Citizen Participation and Public Petitions Committee
Meeting date: 29 May 2024
Nicola Sturgeon
Let me try to answer that as best I can, perhaps in a general sense. On any particular points, I am more than happy to look at the paperwork after this meeting and come back with specific answers in writing, if that would be helpful to the committee.
I will say two things in general. First, it is not the case that the issues with the A9 were down to the Greens’ involvement in the Government. People can read the Bute house agreement for themselves to see that the commitment to the A9 was not affected by that agreement. As First Minister during that time, I can say that that was not the case.
With the caveat that I will look again to see whether I can throw some light on other issues, my second point is that we are talking about a period when our revenue and capital budgets were under significant and growing pressure. Members of the Parliament have heard statements that various finance secretaries have made during recent times about the need for savings and the need to reprioritise. We all know the reasons for that. The overarching reason is the funding challenges that we have been confronted with in relation to the on-going work to try to find ways to make progress on sections of the road through either direct capital or a private finance model. In my view, the funding challenges are the overarching reason. However, as I said, I am happy to go away to see whether there are further comments that might be helpful.
Citizen Participation and Public Petitions Committee
Meeting date: 29 May 2024
Nicola Sturgeon
Having very recently reread all of that paperwork, I think that that is a fair point to draw out, but I do not necessarily agree that underneath that was a sign of something going wrong. I think that that is a reflection of what was under consideration at that point.

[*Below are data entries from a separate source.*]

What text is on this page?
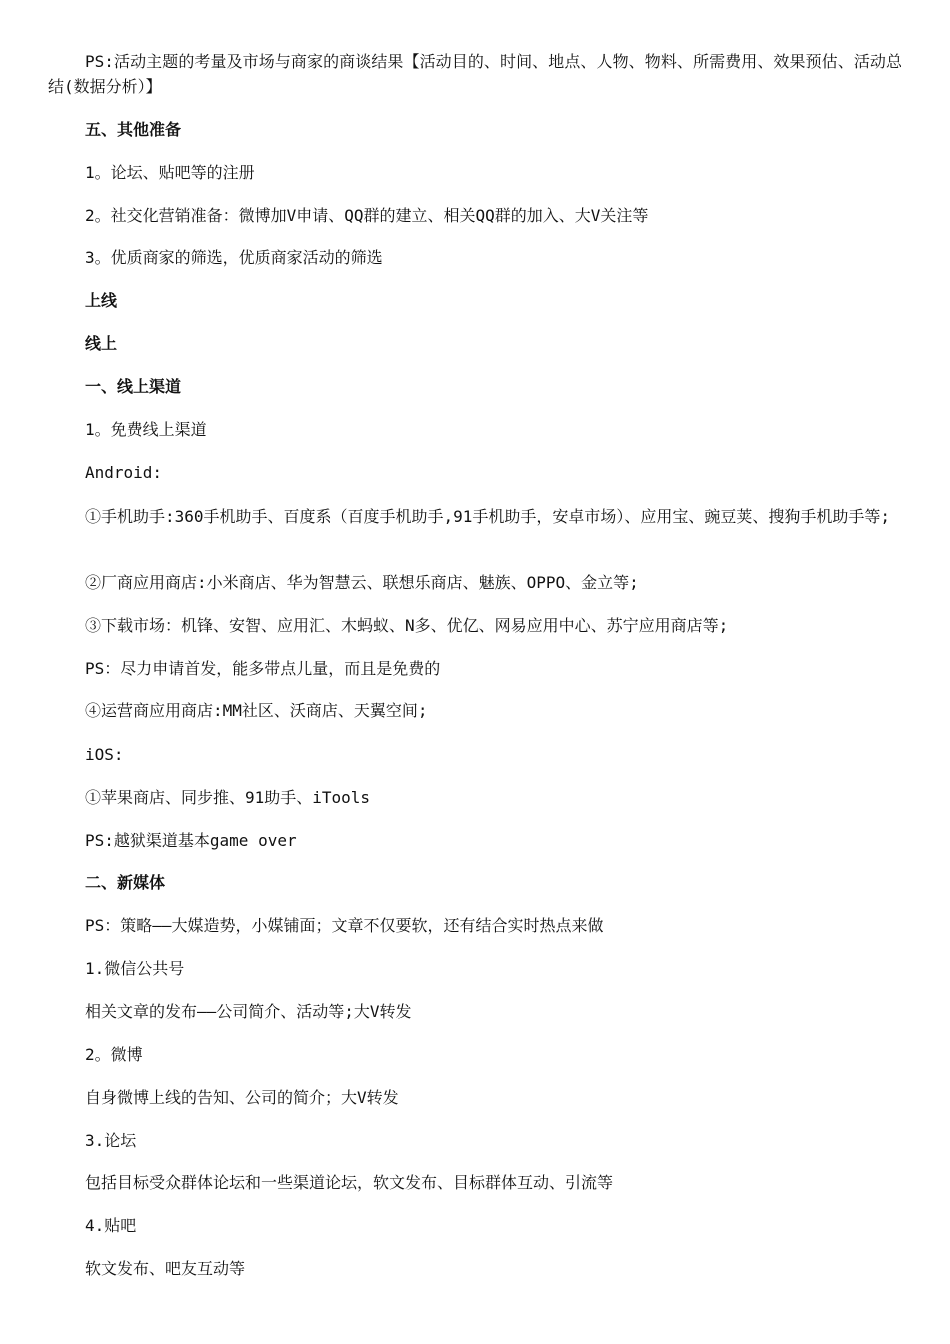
PS:活动主题的考量及市场与商家的商谈结果【活动目的、时间、地点、人物、物料、所需费用、效果预估、活动总结(数据分析）】
五、其他准备
1。论坛、贴吧等的注册
2。社交化营销准备：微博加V申请、QQ群的建立、相关QQ群的加入、大V关注等
3。优质商家的筛选，优质商家活动的筛选
上线
线上
一、线上渠道
1。免费线上渠道
Android:
①手机助手:360手机助手、百度系（百度手机助手,91手机助手，安卓市场）、应用宝、豌豆荚、搜狗手机助手等;
②厂商应用商店:小米商店、华为智慧云、联想乐商店、魅族、OPPO、金立等;
③下载市场：机锋、安智、应用汇、木蚂蚁、N多、优亿、网易应用中心、苏宁应用商店等;
PS：尽力申请首发，能多带点儿量，而且是免费的
④运营商应用商店:MM社区、沃商店、天翼空间;
iOS:
①苹果商店、同步推、91助手、iTools
PS:越狱渠道基本game over
二、新媒体
PS：策略——大媒造势，小媒铺面；文章不仅要软，还有结合实时热点来做
1.微信公共号
相关文章的发布——公司简介、活动等;大V转发
2。微博
自身微博上线的告知、公司的简介；大V转发
3.论坛
包括目标受众群体论坛和一些渠道论坛，软文发布、目标群体互动、引流等
4.贴吧
软文发布、吧友互动等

I think this point has been made to the committee, but it is worth repeating. Under the Scottish public finance manual, in projects of this nature, consideration of private finance options is required. Therefore, such consideration was necessary. In 2014, the NPD model became unavailable to us, in effect, because of its reclassification as public rather than private finance. That was followed by a period of consideration of a different potential private finance route, should the Government have decided to take such a route. There was no obvious alternative for a period. It has taken until very recently to settle on the mutual investment model that the current cabinet secretary has announced and spoken about. Therefore, I think that that simply reflects the very technical nature of the work that was being undertaken in the period from 2018 onwards.
Having reread that paperwork, there is another observation that I would make. Again, it is not a conclusion but a question that I think it is perfectly reasonable for the committee to at least ask. At that point—from 2018 and certainly for the couple of years after that—should we have been a bit more open about the work that was going on? The search for a viable private finance model was under way, but we had not abandoned the prospect of a design and build, capital-funded option as well. That was the option that was still theoretically possible—I use that phrase deliberately—in a 2025 timescale; the private one would not have been. We were still grappling with many of those issues at that point, in good faith, and the work was being done internally. The question—which I think is a reasonable one—is, should some of that have been aired a bit more publicly?